I'm currently in the middle of a complete chronological reread of the discworld books, just finished "thud" and "wintersmith" back to back and while they were definitely weak in places it's amazing how much of his genius still shone through. feeling a little apprehensive about the later books though, I remember some of them being really bad, especially "snuff" :(

notahacker•1w ago
Night Watch is definitely as good as the peak 90s City Watch books. Thud had bits of standout quality too. Some of the weaknesses of later books might be less pure weaknesses and more people distinctly remembering the same characters encountering similar characters with a similar message before.
theturtlemoves•1w ago
> My own feeling is that many of his strongest works were before 2000

Interestingly he hired Rob Wilkins in the year 2000. So, did Rob's presence affect the books? Or did Terry hire Rob because he subconsciously knew he needed to compensate for a decline that started to become apparent, by offloading some tasks?

tantalor•1w ago
Sample size of n=1

Did they compare to authors with long careers who did not develop dementia?

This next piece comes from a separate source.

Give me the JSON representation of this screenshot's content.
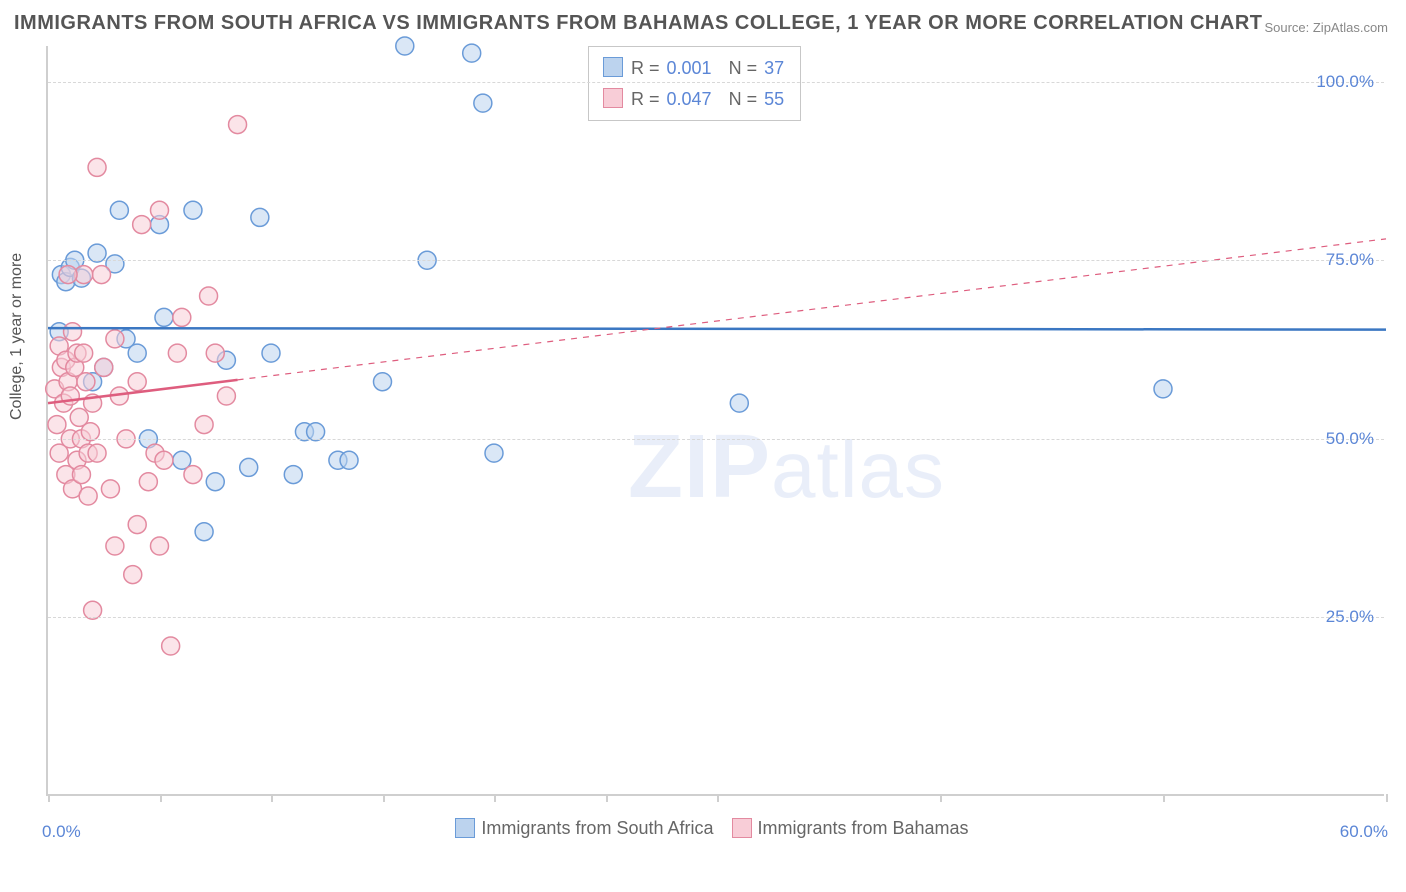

Maybe "decreased lexical diversity" is simply natural artistic progression, and not a bad thing, or symptom of disease.

willidiots•1w ago
They do acknowledge that in the notes, referencing one other study (n=3) with one healthy aged author that did not exhibit these signs.

>Relatedly, as this is a single-case study, without a control author, it remains possible that the decline in lexical diversity reflects natural ageing. But note that previous research [15] has found that healthy authors can maintain stable linguistic diversity into their late 80s, suggesting that the decline observed in Pratchett’s TTR is indicative of pathology rather than typical ageing.

IMO still all very inconclusive but an interesting avenue to explore.

notahacker•1w ago
Yep. The most jarring changes of style, worldbuilding, themes and characters are in the first four books (Pratchett once responded to a question about whether "the Patrician" in The Colour of Magic was the same man as Vetinari by saying yes, but he wasn't the same writer). The non Alzheimer's explanation for changes in vocabulary around the turn of the century is that he'd started writing Young Adult Discworld books (he'd written for younger audiences before, but in very different worlds) and for better or worse some of the changes bled through to his other works. Of course, that's also compatible with him having less capability to write complex books, but then I'm not really convinced Thud is less complex than The Colour of Magic...
pseudohadamard•1w ago
True. I've noticed this in authors like M.A.R.Barker and Ursula LeGuin, their later works when they were older were very, very different from their earlier ones (in Barker's case the 20-year gap between the two groups probably made it a lot more obvious). If I'd encountered them as being from some random unknown author I probably wouldn't have read them.
advisedwang•1w ago
Doesn't load for me, try https://archive.is/dT8Tx
bjourne•1w ago
I don't know about this field, but in many parts of Computer Science, MDPI journals have a very, very bad reputation.